Neben diesen systematisch-theologischen Reflexionen St²niloaes kommen in Jürgen Henkels Buch aber auch andere Leistungen des bedeutenden rumänischen Gelehrten zur Sprache. Dazu zählen seine bahnbrechenden Übersetzungen in der „Rumänischen Philokalie“ (12 Bände mit insgesamt 6000 Seiten aus den Jahren 1946 bis 1991), der umfangreichsten Philokalie-Ausgabe überhaupt, in welcher Texte von asketischen christlichen Schriftstellern, den sog. Wüstenvätern, vom 4. bis zum 15. Jahrhundert versammelt sind, angefangen mit Antonios dem Großen (Band 1) bis hin zu Isaias von Sketis (Band 12).
Weitere Themen, die Jürgen Henkel in seinem Buch über Dumitru Stăniloae behandelt, sind: orthodoxe Spiritualität; Askese und Mystik; Läuterung (rum. purificare), Erleuchtung (rum. iluminare) und Vergöttlichung (rum. îndumnezeire); ferner die Liturgie, die Gesamtheit der religiösen Zeremonien und Riten des christlichen Gottesdienstes, als Mittel zur Heiligung der liturgischen Gemeinde wie auch zum geistlichen Aufstieg hin zum trinitarischen Gott.

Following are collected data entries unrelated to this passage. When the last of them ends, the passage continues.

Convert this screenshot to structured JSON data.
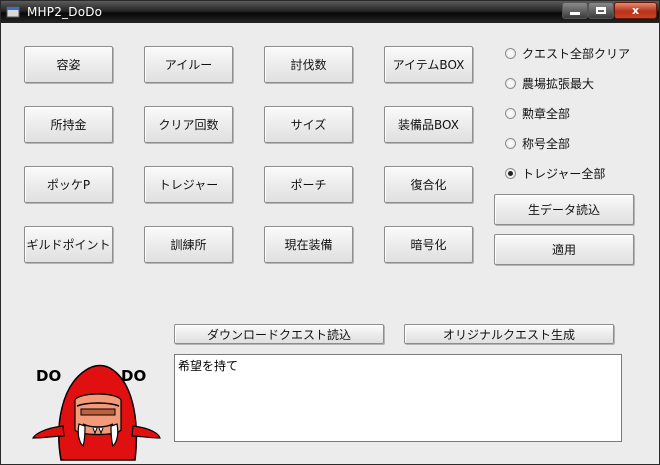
{
  "window": {
    "title": "MHP2_DoDo",
    "close_glyph": "x"
  },
  "buttons": [
    {
      "id": "btn-appearance",
      "label": "容姿"
    },
    {
      "id": "btn-airu",
      "label": "アイルー"
    },
    {
      "id": "btn-hunt-count",
      "label": "討伐数"
    },
    {
      "id": "btn-item-box",
      "label": "アイテムBOX"
    },
    {
      "id": "btn-money",
      "label": "所持金"
    },
    {
      "id": "btn-clear-count",
      "label": "クリア回数"
    },
    {
      "id": "btn-size",
      "label": "サイズ"
    },
    {
      "id": "btn-equip-box",
      "label": "装備品BOX"
    },
    {
      "id": "btn-pokke-point",
      "label": "ポッケP"
    },
    {
      "id": "btn-treasure",
      "label": "トレジャー"
    },
    {
      "id": "btn-pouch",
      "label": "ポーチ"
    },
    {
      "id": "btn-decrypt",
      "label": "復合化"
    },
    {
      "id": "btn-guild-point",
      "label": "ギルドポイント"
    },
    {
      "id": "btn-training",
      "label": "訓練所"
    },
    {
      "id": "btn-current-equip",
      "label": "現在装備"
    },
    {
      "id": "btn-encrypt",
      "label": "暗号化"
    }
  ],
  "options": [
    {
      "label": "クエスト全部クリア",
      "checked": false
    },
    {
      "label": "農場拡張最大",
      "checked": false
    },
    {
      "label": "勲章全部",
      "checked": false
    },
    {
      "label": "称号全部",
      "checked": false
    },
    {
      "label": "トレジャー全部",
      "checked": true
    }
  ],
  "side_buttons": {
    "load_raw": "生データ読込",
    "apply": "適用"
  },
  "bottom_buttons": {
    "load_download_quest": "ダウンロードクエスト読込",
    "create_original_quest": "オリジナルクエスト生成"
  },
  "message_box": {
    "value": "希望を持て"
  },
  "mascot": {
    "left_text": "DO",
    "right_text": "DO"
  }
}
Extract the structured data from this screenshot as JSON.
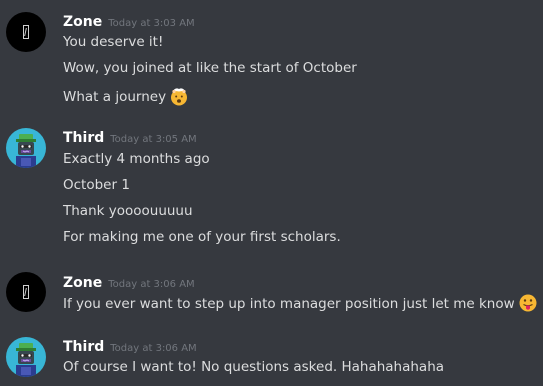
{
  "messages": [
    {
      "username": "Zone",
      "timestamp": "Today at 3:03 AM",
      "avatar_icon": "zone-logo-icon",
      "lines": [
        {
          "text": "You deserve it!"
        },
        {
          "text": "Wow, you joined at like the start of October"
        },
        {
          "text": "What a journey",
          "emoji": "mind-blown-emoji"
        }
      ]
    },
    {
      "username": "Third",
      "timestamp": "Today at 3:05 AM",
      "avatar_icon": "green-robot-avatar-icon",
      "lines": [
        {
          "text": "Exactly 4 months ago"
        },
        {
          "text": "October 1"
        },
        {
          "text": "Thank yoooouuuuu"
        },
        {
          "text": "For making me one of your first scholars."
        }
      ]
    },
    {
      "username": "Zone",
      "timestamp": "Today at 3:06 AM",
      "avatar_icon": "zone-logo-icon",
      "lines": [
        {
          "text": "If you ever want to step up into manager position just let me know",
          "emoji": "tongue-out-emoji"
        }
      ]
    },
    {
      "username": "Third",
      "timestamp": "Today at 3:06 AM",
      "avatar_icon": "green-robot-avatar-icon",
      "lines": [
        {
          "text": "Of course I want to! No questions asked. Hahahahahaha"
        }
      ]
    }
  ],
  "colors": {
    "background": "#36393f",
    "username": "#ffffff",
    "timestamp": "#72767d",
    "message_text": "#dcddde",
    "third_avatar_bg": "#38b6d6",
    "emoji_yellow": "#f7b733"
  }
}
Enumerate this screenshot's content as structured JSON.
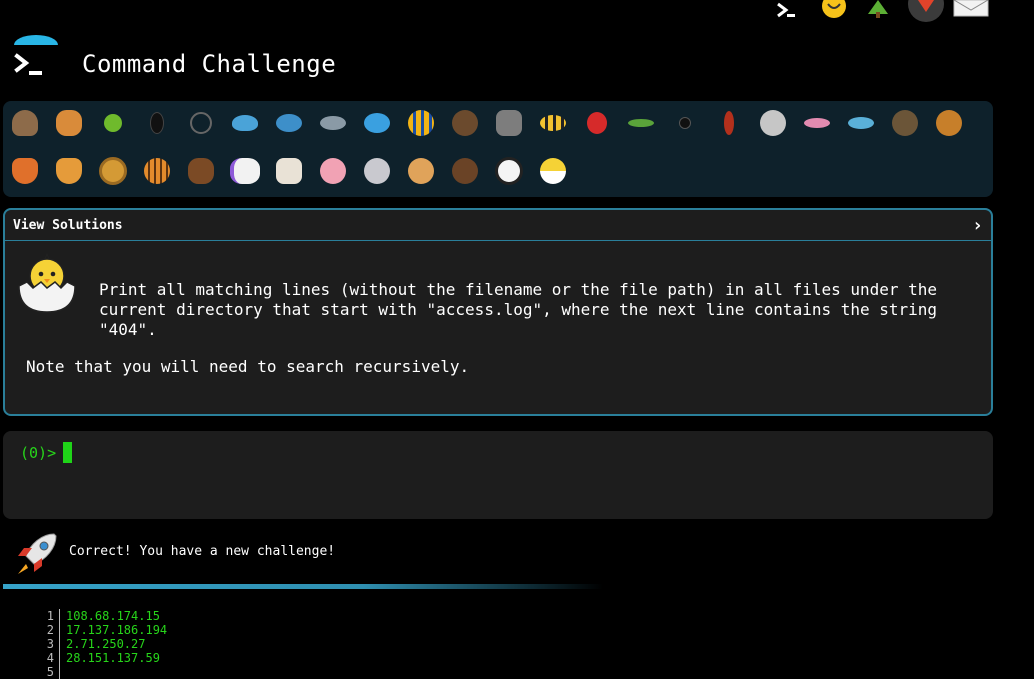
{
  "header": {
    "title": "Command Challenge",
    "logo": "terminal-prompt-icon"
  },
  "top_icons": [
    "terminal-icon",
    "lightbulb-icon",
    "tree-icon",
    "gitlab-icon",
    "mail-icon"
  ],
  "animals": [
    "snail-icon",
    "butterfly-icon",
    "caterpillar-icon",
    "ant-icon",
    "spider-web-icon",
    "whale-icon",
    "dolphin-icon",
    "shark-icon",
    "fish-icon",
    "tropical-fish-icon",
    "hedgehog-icon",
    "wolf-icon",
    "bee-icon",
    "ladybug-icon",
    "cricket-icon",
    "spider-icon",
    "scorpion-icon",
    "fly-icon",
    "worm-icon",
    "microbe-icon",
    "monkey-icon",
    "dog-icon",
    "fox-icon",
    "cat-icon",
    "lion-icon",
    "tiger-icon",
    "horse-icon",
    "unicorn-icon",
    "cow-icon",
    "pig-icon",
    "mouse-icon",
    "hamster-icon",
    "bear-icon",
    "panda-icon",
    "hatching-chick-icon"
  ],
  "challenge": {
    "header_label": "View Solutions",
    "chevron": "›",
    "description": "Print all matching lines (without the filename or the file path) in all files under the\ncurrent directory that start with \"access.log\", where the next line contains the string\n\"404\".",
    "note": "Note that you will need to search recursively."
  },
  "terminal": {
    "prompt": "(0)>"
  },
  "result": {
    "message": "Correct! You have a new challenge!",
    "progress": 0.58
  },
  "output": [
    {
      "n": "1",
      "text": "108.68.174.15"
    },
    {
      "n": "2",
      "text": "17.137.186.194"
    },
    {
      "n": "3",
      "text": "2.71.250.27"
    },
    {
      "n": "4",
      "text": "28.151.137.59"
    },
    {
      "n": "5",
      "text": ""
    }
  ]
}
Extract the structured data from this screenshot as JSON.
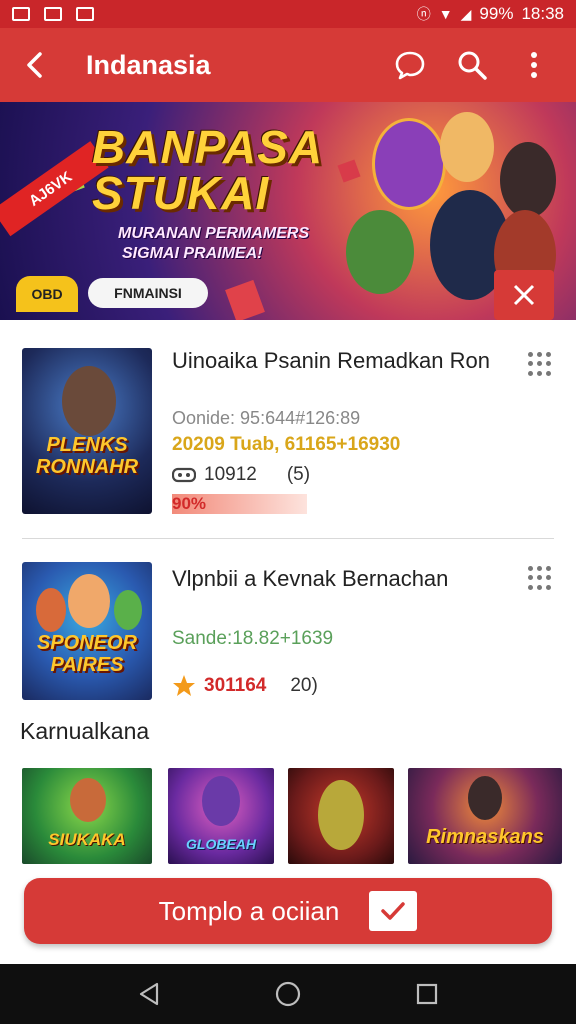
{
  "status_bar": {
    "battery": "99%",
    "time": "18:38"
  },
  "app_bar": {
    "title": "Indanasia"
  },
  "banner": {
    "badge": "AJ6VK",
    "title_line1": "BANPASA",
    "title_line2": "STUKAI",
    "subtitle_line1": "MURANAN PERMAMERS",
    "subtitle_line2": "SIGMAI PRAIMEA!",
    "chip_yellow": "OBD",
    "chip_white": "FNMAINSI"
  },
  "games": [
    {
      "title": "Uinoaika Psanin Remadkan Ron",
      "thumb_text": "PLENKS RONNAHR",
      "meta": "Oonide: 95:644#126:89",
      "price": "20209 Tuab, 61165+16930",
      "rating": "10912",
      "rating_count": "(5)",
      "progress_label": "90%",
      "progress": 0.9
    },
    {
      "title": "Vlpnbii a Kevnak Bernachan",
      "thumb_text": "SPONEOR PAIRES",
      "meta": "",
      "price": "Sande:18.82+1639",
      "rating": "301164",
      "rating_count": "20)"
    }
  ],
  "section": {
    "title": "Karnualkana"
  },
  "mini_games": [
    {
      "label": "SIUKAKA"
    },
    {
      "label": "GLOBEAH"
    },
    {
      "label": ""
    },
    {
      "label": "Rimnaskans"
    }
  ],
  "cta": {
    "label": "Tomplo a ociian"
  },
  "icons": {
    "back": "arrow-left-icon",
    "chat": "chat-bubble-icon",
    "search": "search-icon",
    "more": "more-vert-icon",
    "close": "close-icon",
    "check": "check-icon",
    "star": "star-icon"
  },
  "colors": {
    "primary": "#d63a37",
    "status_bar": "#c9262a",
    "price": "#d9a61a",
    "progress": "#d22a2a"
  }
}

Besonders aufschlussreich und interessant ist das Kapitel „Orthodoxie, Volk, Nation und Reich Gottes“. Darin werden zunächst unterschiedliche orthodoxe Positionen zu Begriffen wie Nation, Volk oder Ethnos dargestellt, sodann wird ausführlich über die rumänische Geschichte und Kirchengeschichte informiert. Im Anschluss daran werden drei Werke Stăniloaes präsentiert, die sich mit den genannten Konzepten und Begriffen eingehend auseinandersetzen: „Orthodoxie und Rumänismus“ (1939/1998); „Der Uniatismus in Siebenbürgen. Der Versuch der Spaltung des rumänischen Volkes“ (1973); „Reflexionen über die Spiritualität des rumänischen Volkes“ (1992). Insbesondere das letztgenannte Werk ist von besonderem Interesse, weil Stăniloae hier im Rahmen einer „Ontologie der rumänischen Spiritualität“ zugleich eine Imagologie des rumänischen Volkes entfaltet. Rumänentum zeigt sich nach Stăniloae in der Synthese bzw. im Ausgleich zwischen scheinbar unversöhnlichen Gegensätzen (etwa zwischen Ost und West, Mystik und Rationalität, Gemeinschaftsorientierung und Individualismus), ferner in der Verwurzelung in der Dorfkultur wie auch in der Hochschätzung der Volkskunst, in der Luzidität, Zartheit und Feinfühligkeit, in der (Selbst-)Ironie und im Humor, in der Sehnsucht (rum. dor), in der Menschenfreundlichkeit, in der Gastfreundschaft und schließlich in der tiefen Religiosität, wovon der rumänische Alltagsgruß „Doamne ajută“ (Herr hilf) beredtes Zeugnis ablegt.